The findings of the Foreign Business Leaders Survey suggest another hurdle for Cambodia is opaque business practices. While the blueprint for the Asean Economic Community states that members must enhance the level of transparency for non-tariff measures, 41% of businesses in the Foreign Business Leaders Survey found access to information in the Kingdom below average. However, Sok Siphana insisted “most information is very readily available on various websites”, and that the onus is on the private sector to tap into these sources. “If we have to make a criticism of Asean, it is that so far it is more Asean diplomacy rather than Asean business.

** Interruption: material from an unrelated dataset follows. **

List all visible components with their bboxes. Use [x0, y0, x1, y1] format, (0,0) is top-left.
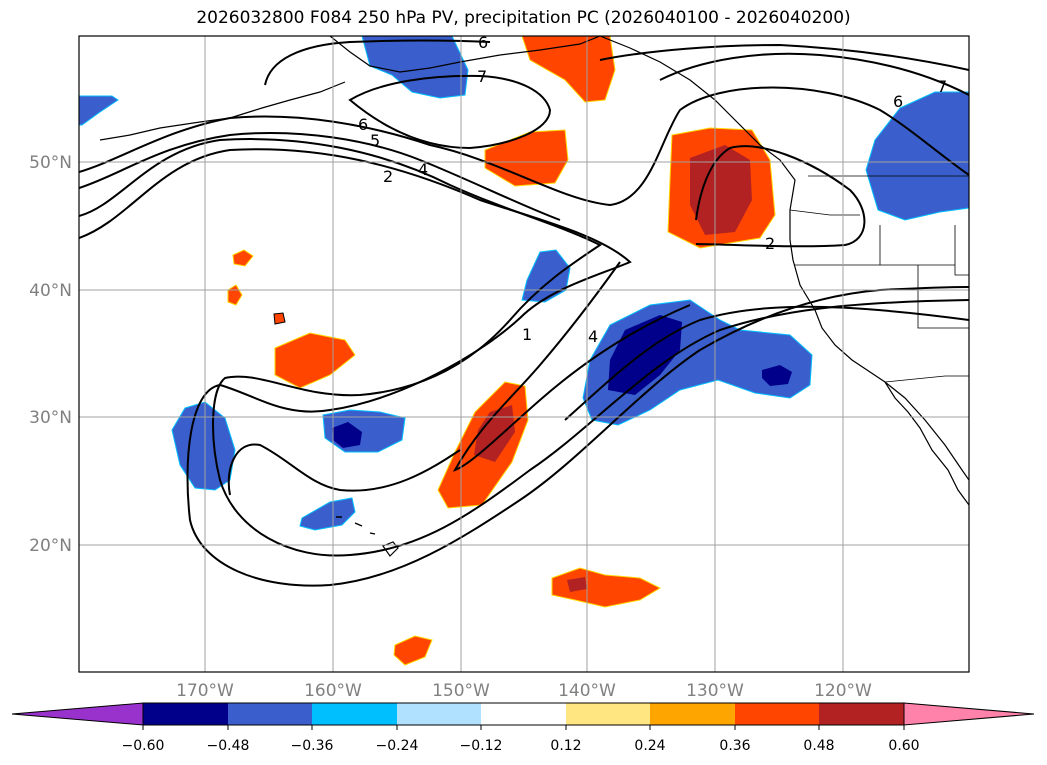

So the private sector itself has to make more effort to engage the government.”
A key component to facilitating free flow of goods, investment and capital on Cambodia’s part is the construction of Neak Loeung Bridge. The crossing point at this part of the Mekong River has bottle-necked the transportation of goods and people between Cambodia and Vietnam, and the bridge, expected to be completed in 2015, will become an important part of the southern economic corridor. “We want to be a part of the supply chain,” said Sok Siphana. “If we facilitate the value chain approach, foreign companies that actually produce goods somewhere else could move some of their components here. The bridge is a game changer.”
Bilateral trade is important for the region, said Sok Siphana, given trading among Asean member-states only accounts for 25% of total trade flow. “Two-way trade would be the prelude to full economic integration.” However, Asean aside, he also mentioned the importance of Cambodia tapping into its resources to become a part of the global logistics chain. For example, Cambodia, with its rubber plantations, could become the assembly destination of choice for numerous companies dealing with latex. “For a small country such as Cambodia, we just want to have one or two links to the supply chain to make a big difference.”
While some observers have voiced concern that Asean countries could adopt a protectionist attitude with the arrival of 2015, Sok Siphana has faith the region wants to move forward. “Protectionism is always an innate primal fear. When you run into a crisis, the first thing you do is retract because the instinct is to protect jobs. But it’s clear that in the Asean context, the mood of different work plans and agendas is all about not going backwards… It will take a while before people adhere to the rules, but there is a charter. Even if some people want to go back, they will be prohibited; there will be so much peer pressure.”